Après la chute d'Hosni Moubarak en février 2011, de nombreux pays, dont l'Union européenne, s'étaient engagés à geler les avoirs de la famille de l'ex-dictateur et des proches du régime. Londres est aujourd'hui accusé de tarder à prendre des mesures.
L’argent du clan Moubarak continue de prospérer en Grande-Bretagne. Dix-huit mois après la chute du président Hosni Moubarak, une enquête menée conjointement par la BBC, le journal "The Guardian" et le quotidien arabophone "Al-Hayat" révèle que le gouvernement britannique rechigne à geler les biens des caciques de l’ancien régime égyptien. Plusieurs millions de dollars seraient ainsi toujours aux mains de leurs propriétaires alors même que des sanctions internationales ont été prises, notamment par l’Union européenne, pour geler ces avoirs.

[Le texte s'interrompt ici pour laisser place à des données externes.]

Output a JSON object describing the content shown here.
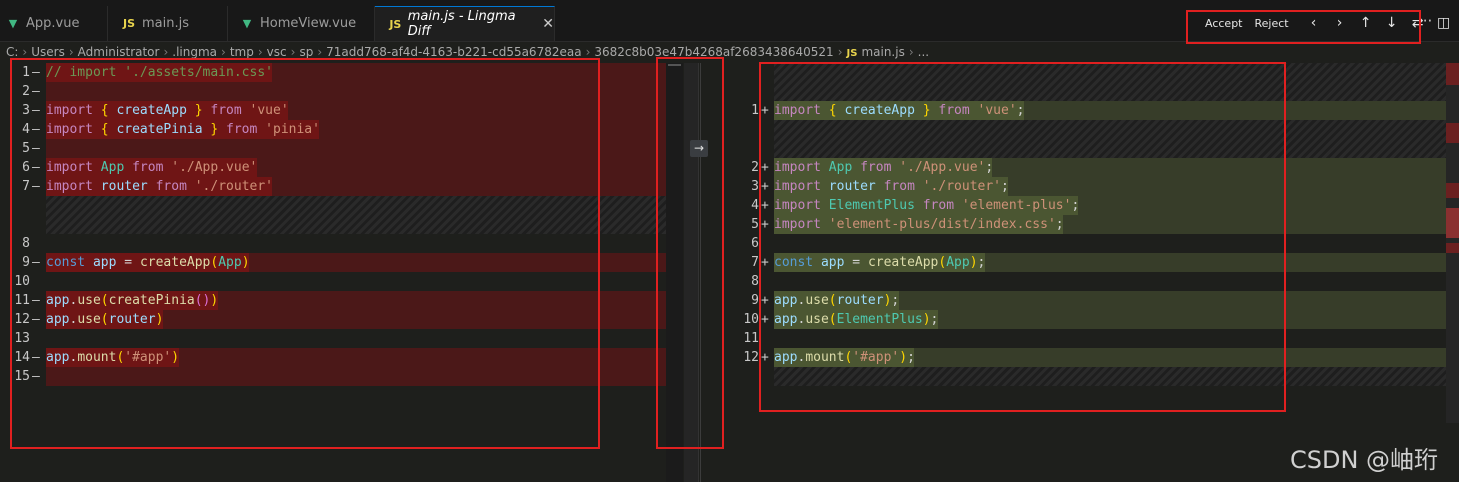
{
  "tabs": [
    {
      "label": "App.vue",
      "icon": "vue-icon",
      "active": false
    },
    {
      "label": "main.js",
      "icon": "js-icon",
      "active": false
    },
    {
      "label": "HomeView.vue",
      "icon": "vue-icon",
      "active": false
    },
    {
      "label": "main.js - Lingma Diff",
      "icon": "js-icon",
      "active": true
    }
  ],
  "close_glyph": "✕",
  "actions": {
    "accept": "Accept",
    "reject": "Reject",
    "prev": "‹",
    "next": "›",
    "up": "↑",
    "down": "↓",
    "swap": "⇄",
    "split": "◫",
    "more": "···"
  },
  "breadcrumb": {
    "parts": [
      "C:",
      "Users",
      "Administrator",
      ".lingma",
      "tmp",
      "vsc",
      "sp",
      "71add768-af4d-4163-b221-cd55a6782eaa",
      "3682c8b03e47b4268af2683438640521"
    ],
    "js_badge": "JS",
    "file": "main.js",
    "tail": "..."
  },
  "left": {
    "lines": [
      {
        "n": "1",
        "m": "—",
        "text": "// import './assets/main.css'"
      },
      {
        "n": "2",
        "m": "—",
        "text": ""
      },
      {
        "n": "3",
        "m": "—",
        "text": "import { createApp } from 'vue'"
      },
      {
        "n": "4",
        "m": "—",
        "text": "import { createPinia } from 'pinia'"
      },
      {
        "n": "5",
        "m": "—",
        "text": ""
      },
      {
        "n": "6",
        "m": "—",
        "text": "import App from './App.vue'"
      },
      {
        "n": "7",
        "m": "—",
        "text": "import router from './router'"
      },
      {
        "n": "8",
        "m": "",
        "text": ""
      },
      {
        "n": "9",
        "m": "—",
        "text": "const app = createApp(App)"
      },
      {
        "n": "10",
        "m": "",
        "text": ""
      },
      {
        "n": "11",
        "m": "—",
        "text": "app.use(createPinia())"
      },
      {
        "n": "12",
        "m": "—",
        "text": "app.use(router)"
      },
      {
        "n": "13",
        "m": "",
        "text": ""
      },
      {
        "n": "14",
        "m": "—",
        "text": "app.mount('#app')"
      },
      {
        "n": "15",
        "m": "—",
        "text": ""
      }
    ]
  },
  "right": {
    "lines": [
      {
        "n": "1",
        "m": "+",
        "text": "import { createApp } from 'vue';"
      },
      {
        "n": "2",
        "m": "+",
        "text": "import App from './App.vue';"
      },
      {
        "n": "3",
        "m": "+",
        "text": "import router from './router';"
      },
      {
        "n": "4",
        "m": "+",
        "text": "import ElementPlus from 'element-plus';"
      },
      {
        "n": "5",
        "m": "+",
        "text": "import 'element-plus/dist/index.css';"
      },
      {
        "n": "6",
        "m": "",
        "text": ""
      },
      {
        "n": "7",
        "m": "+",
        "text": "const app = createApp(App);"
      },
      {
        "n": "8",
        "m": "",
        "text": ""
      },
      {
        "n": "9",
        "m": "+",
        "text": "app.use(router);"
      },
      {
        "n": "10",
        "m": "+",
        "text": "app.use(ElementPlus);"
      },
      {
        "n": "11",
        "m": "",
        "text": ""
      },
      {
        "n": "12",
        "m": "+",
        "text": "app.mount('#app');"
      }
    ]
  },
  "diff_arrow": "→",
  "watermark": "CSDN @岫珩"
}
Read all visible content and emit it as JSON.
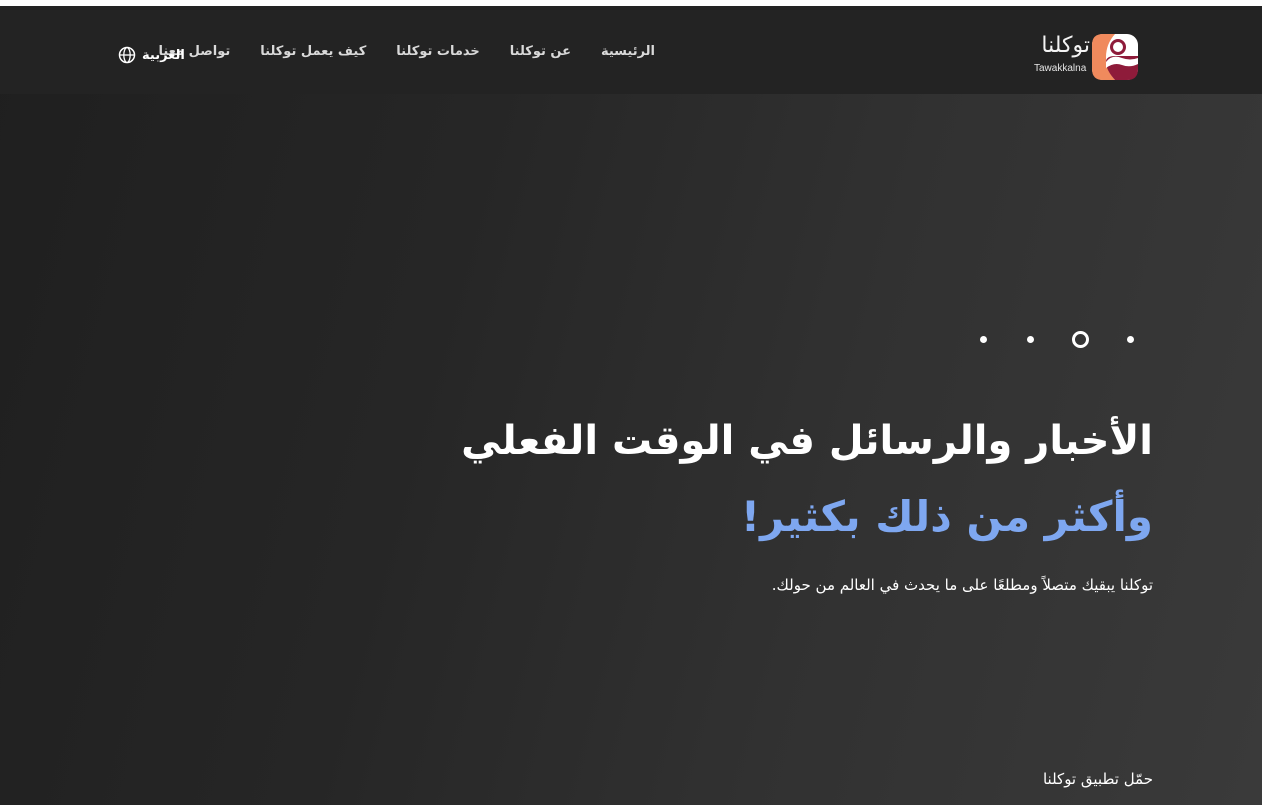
{
  "header": {
    "logo": {
      "name_ar": "توكلنا",
      "name_en": "Tawakkalna",
      "icon": "tawakkalna-logo-icon",
      "colors": [
        "#f08a5d",
        "#8e1b3a",
        "#ffffff"
      ]
    },
    "nav": {
      "items": [
        {
          "label": "الرئيسية"
        },
        {
          "label": "عن توكلنا"
        },
        {
          "label": "خدمات توكلنا"
        },
        {
          "label": "كيف يعمل توكلنا"
        },
        {
          "label": "تواصل معنا"
        }
      ]
    },
    "language": {
      "label": "العربية",
      "icon": "globe-icon"
    }
  },
  "hero": {
    "carousel": {
      "slide_count": 4,
      "active_index": 1
    },
    "title": "الأخبار والرسائل في الوقت الفعلي",
    "subtitle": "وأكثر من ذلك بكثير!",
    "description": "توكلنا يبقيك متصلاً ومطلعًا على ما يحدث في العالم من حولك.",
    "download_label": "حمّل تطبيق توكلنا",
    "colors": {
      "accent": "#7ea7f0",
      "background_dark": "#1f1f1f",
      "background_light": "#3a3a3a",
      "text": "#ffffff"
    }
  }
}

D’après les documents cités dans cette enquête, des biens immobiliers et des sociétés basés à Londres appartiennent toujours à l’ancienne garde rapprochée du président déchu. À Knightsbridge, un quartier cossu de Londres, une luxueuse demeure estimée à 10 millions d’euros est toujours la propriété de la famille Moubarak, via une société basée au Panama, un paradis fiscal.

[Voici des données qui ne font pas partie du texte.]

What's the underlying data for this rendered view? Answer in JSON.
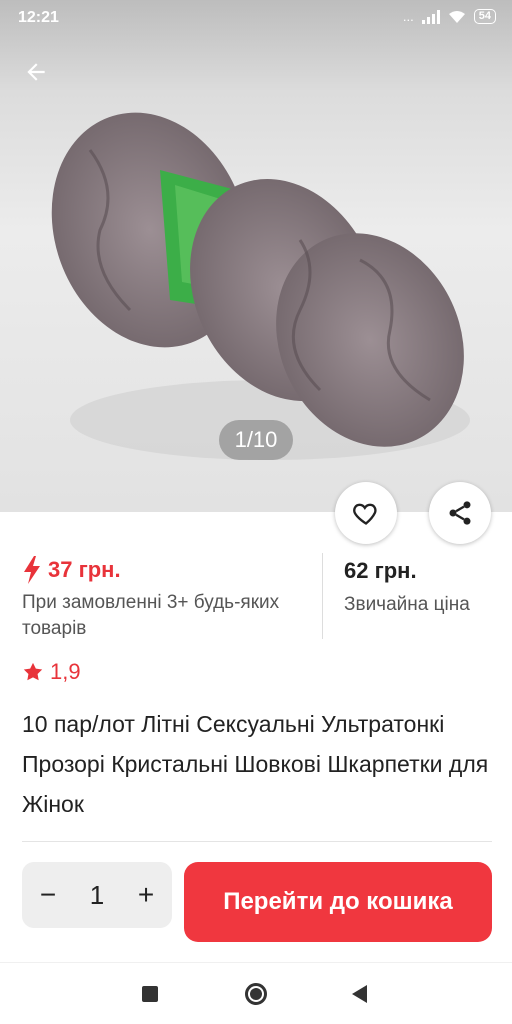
{
  "status_bar": {
    "time": "12:21",
    "signal_text": "...",
    "battery": "54"
  },
  "product_image": {
    "counter": "1/10",
    "description_icon": "product-photo"
  },
  "price": {
    "sale_price": "37 грн.",
    "sale_note": "При замовленні 3+ будь-яких товарів",
    "regular_price": "62 грн.",
    "regular_label": "Звичайна ціна"
  },
  "rating": {
    "value": "1,9"
  },
  "product": {
    "title": "10 пар/лот Літні Сексуальні Ультратонкі Прозорі Кристальні Шовкові Шкарпетки для Жінок"
  },
  "quantity": {
    "minus": "−",
    "value": "1",
    "plus": "+"
  },
  "cart_button": {
    "label": "Перейти до кошика"
  },
  "colors": {
    "accent": "#f0373f",
    "sale_red": "#e8333a",
    "stepper_bg": "#eeeeee"
  },
  "icons": [
    "back-arrow",
    "heart",
    "share",
    "lightning",
    "star",
    "nav-square",
    "nav-home",
    "nav-back"
  ]
}
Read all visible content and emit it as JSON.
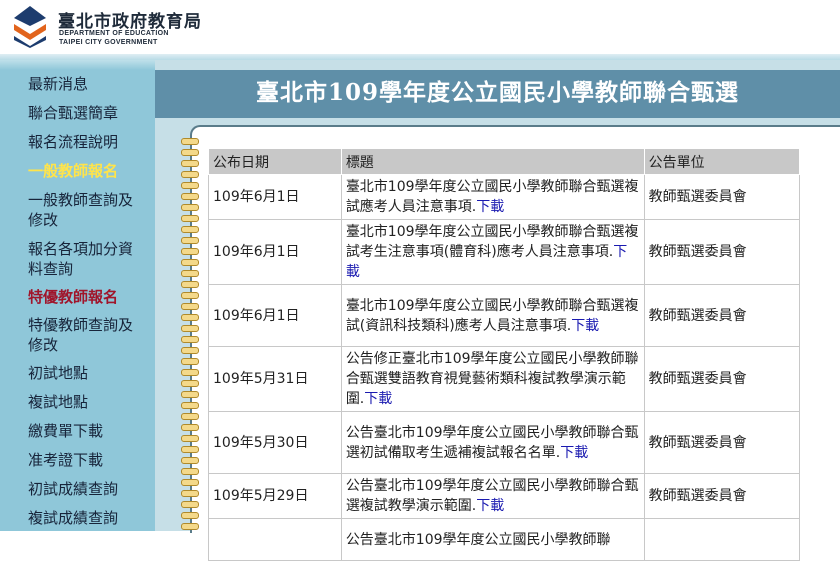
{
  "header": {
    "org_name_zh": "臺北市政府教育局",
    "org_name_en_1": "DEPARTMENT OF EDUCATION",
    "org_name_en_2": "TAIPEI CITY GOVERNMENT",
    "logo_icon": "department-logo-icon"
  },
  "sidebar": {
    "items": [
      {
        "label": "最新消息"
      },
      {
        "label": "聯合甄選簡章"
      },
      {
        "label": "報名流程說明"
      },
      {
        "label": "一般教師報名"
      },
      {
        "label": "一般教師查詢及修改"
      },
      {
        "label": "報名各項加分資料查詢"
      },
      {
        "label": "特優教師報名"
      },
      {
        "label": "特優教師查詢及修改"
      },
      {
        "label": "初試地點"
      },
      {
        "label": "複試地點"
      },
      {
        "label": "繳費單下載"
      },
      {
        "label": "准考證下載"
      },
      {
        "label": "初試成績查詢"
      },
      {
        "label": "複試成績查詢"
      }
    ]
  },
  "banner": {
    "title": "臺北市109學年度公立國民小學教師聯合甄選"
  },
  "table": {
    "headers": {
      "date": "公布日期",
      "title": "標題",
      "unit": "公告單位"
    },
    "rows": [
      {
        "date": "109年6月1日",
        "title": "臺北市109學年度公立國民小學教師聯合甄選複試應考人員注意事項.",
        "link": "下載",
        "unit": "教師甄選委員會"
      },
      {
        "date": "109年6月1日",
        "title": "臺北市109學年度公立國民小學教師聯合甄選複試考生注意事項(體育科)應考人員注意事項.",
        "link": "下載",
        "unit": "教師甄選委員會"
      },
      {
        "date": "109年6月1日",
        "title": "臺北市109學年度公立國民小學教師聯合甄選複試(資訊科技類科)應考人員注意事項.",
        "link": "下載",
        "unit": "教師甄選委員會"
      },
      {
        "date": "109年5月31日",
        "title": "公告修正臺北市109學年度公立國民小學教師聯合甄選雙語教育視覺藝術類科複試教學演示範圍.",
        "link": "下載",
        "unit": "教師甄選委員會"
      },
      {
        "date": "109年5月30日",
        "title": "公告臺北市109學年度公立國民小學教師聯合甄選初試備取考生遞補複試報名名單.",
        "link": "下載",
        "unit": "教師甄選委員會"
      },
      {
        "date": "109年5月29日",
        "title": "公告臺北市109學年度公立國民小學教師聯合甄選複試教學演示範圍.",
        "link": "下載",
        "unit": "教師甄選委員會"
      },
      {
        "date": "",
        "title": "公告臺北市109學年度公立國民小學教師聯",
        "link": "",
        "unit": ""
      }
    ]
  }
}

Cette adresse de Wilton Place figure sur le certificat de naissance de Farida, la fille de Gamal Moubarak née en 2010. Elle apparaît également sur les registres de la société MedInvest Associates, un fond d'investissement détenu par une société chypriote, dont Gamal Moubarak, le fils aîné de Hosni Moubarak longtemps considéré comme l’héritier désigné du régime, était l’administrateur jusqu’à sa dissolution volontaire, en février 2012, soit un an après la révolution égyptienne.
"Le gouvernement britannique ne veut faire aucun effort"

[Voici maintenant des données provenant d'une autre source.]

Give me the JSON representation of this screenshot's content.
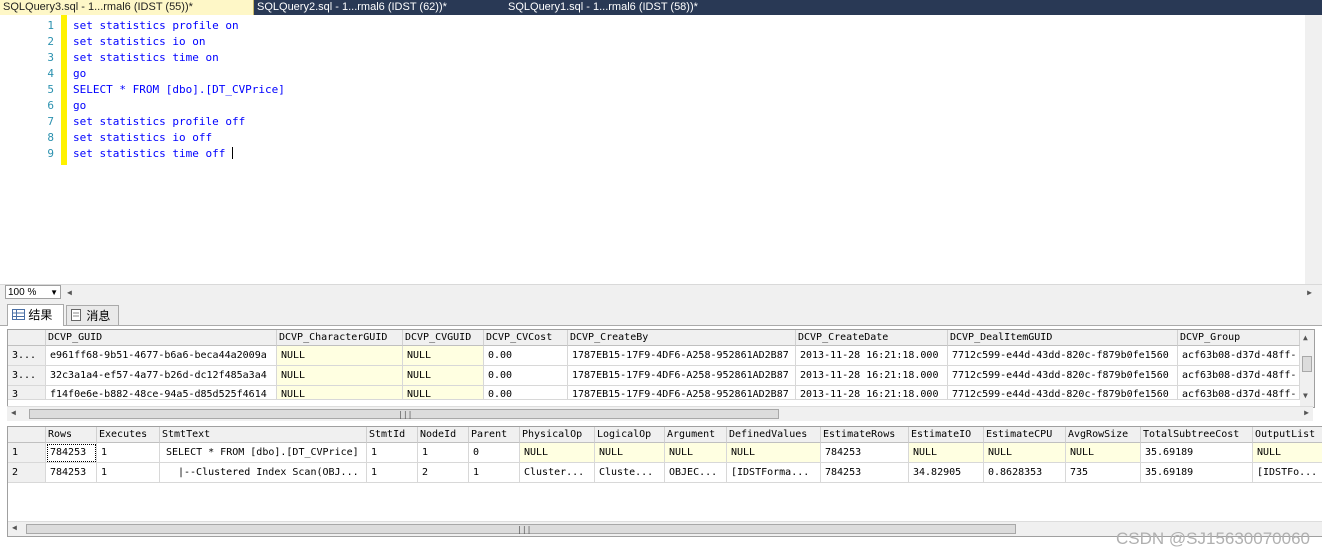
{
  "tabs": [
    {
      "label": "SQLQuery3.sql - 1...rmal6 (IDST (55))*",
      "active": true
    },
    {
      "label": "SQLQuery2.sql - 1...rmal6 (IDST (62))*",
      "active": false
    },
    {
      "label": "SQLQuery1.sql - 1...rmal6 (IDST (58))*",
      "active": false
    }
  ],
  "editor": {
    "line_numbers": [
      "1",
      "2",
      "3",
      "4",
      "5",
      "6",
      "7",
      "8",
      "9"
    ],
    "lines": [
      "set statistics profile on",
      "set statistics io on",
      "set statistics time on",
      "go",
      "SELECT * FROM [dbo].[DT_CVPrice]",
      "go",
      "set statistics profile off",
      "set statistics io off",
      "set statistics time off"
    ],
    "zoom": "100 %"
  },
  "results_tabs": {
    "results": "结果",
    "messages": "消息"
  },
  "grid1": {
    "columns": [
      "DCVP_GUID",
      "DCVP_CharacterGUID",
      "DCVP_CVGUID",
      "DCVP_CVCost",
      "DCVP_CreateBy",
      "DCVP_CreateDate",
      "DCVP_DealItemGUID",
      "DCVP_Group"
    ],
    "row_headers": [
      "3...",
      "3...",
      "3"
    ],
    "rows": [
      [
        "e961ff68-9b51-4677-b6a6-beca44a2009a",
        "NULL",
        "NULL",
        "0.00",
        "1787EB15-17F9-4DF6-A258-952861AD2B87",
        "2013-11-28 16:21:18.000",
        "7712c599-e44d-43dd-820c-f879b0fe1560",
        "acf63b08-d37d-48ff-"
      ],
      [
        "32c3a1a4-ef57-4a77-b26d-dc12f485a3a4",
        "NULL",
        "NULL",
        "0.00",
        "1787EB15-17F9-4DF6-A258-952861AD2B87",
        "2013-11-28 16:21:18.000",
        "7712c599-e44d-43dd-820c-f879b0fe1560",
        "acf63b08-d37d-48ff-"
      ],
      [
        "f14f0e6e-b882-48ce-94a5-d85d525f4614",
        "NULL",
        "NULL",
        "0.00",
        "1787EB15-17F9-4DF6-A258-952861AD2B87",
        "2013-11-28 16:21:18.000",
        "7712c599-e44d-43dd-820c-f879b0fe1560",
        "acf63b08-d37d-48ff-"
      ]
    ]
  },
  "grid2": {
    "columns": [
      "Rows",
      "Executes",
      "StmtText",
      "StmtId",
      "NodeId",
      "Parent",
      "PhysicalOp",
      "LogicalOp",
      "Argument",
      "DefinedValues",
      "EstimateRows",
      "EstimateIO",
      "EstimateCPU",
      "AvgRowSize",
      "TotalSubtreeCost",
      "OutputList"
    ],
    "row_headers": [
      "1",
      "2"
    ],
    "rows": [
      [
        "784253",
        "1",
        "SELECT * FROM [dbo].[DT_CVPrice]",
        "1",
        "1",
        "0",
        "NULL",
        "NULL",
        "NULL",
        "NULL",
        "784253",
        "NULL",
        "NULL",
        "NULL",
        "35.69189",
        "NULL"
      ],
      [
        "784253",
        "1",
        "|--Clustered Index Scan(OBJ...",
        "1",
        "2",
        "1",
        "Cluster...",
        "Cluste...",
        "OBJEC...",
        "[IDSTForma...",
        "784253",
        "34.82905",
        "0.8628353",
        "735",
        "35.69189",
        "[IDSTFo..."
      ]
    ]
  },
  "watermark": "CSDN @SJ15630070060"
}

"Le Royaume-Uni est l’un des pires pays quand il s’agit de rechercher et de geler les avoirs égyptiens", accuse le ministre de la Justice égyptien, Mohamed Mahsoub, interrogé par la BBC. "Le gouvernement britannique ne veut faire aucun effort pour recouvrer les sommes en question", déplore sur la chaîne britannique Assem al-Gohary, chef de l’autorité égyptienne de l’enrichissement illicite. "Il nous demande de leur apporter des preuves. Est-ce raisonnable ? Nous sommes en Egypte et nous traquons de l’argent au Royaume-Uni", conclut-il.
Après la chute de Moubarak, il a fallu attendre 37 jours pour que la Grande-Bretagne décide de geler les avoirs égyptiens. D’autres pays européens, à l’instar de la Suisse, pourtant réputée pour être un paradis fiscal et bancaire, ont en revanche immédiatement réagi. Ainsi, là où les autorités britanniques ont gelé 107 millions d’euros de biens, la Suisse a immobilisé 562 millions d’euros.
Moubarak, le "chouchou des Occidentaux"
Le Royaume-Uni a-t-il fait preuve de mauvaise volonté ? Pour Karim Bitar, chercheur à l’Institut de relations internationales et stratégiques (Iris) et spécialiste du Proche et du Moyen-Orient, interrogé par France24.com, cela ne fait aucun doute. "Cela montre que les vieilles habitudes ne disparaissent pas facilement. Les leaders occidentaux n’ont pas tiré les leçons des révolutions arabes, analyse-t-il. Hosni Moubarak a toujours été l’enfant chéri, le chouchou des Occidentaux. Le gouvernement britannique a failli en montrant une connivence avec un système rejeté par les Égyptiens. C’est aussi une preuve de mépris pour la souveraineté populaire issue de la révolution égyptienne."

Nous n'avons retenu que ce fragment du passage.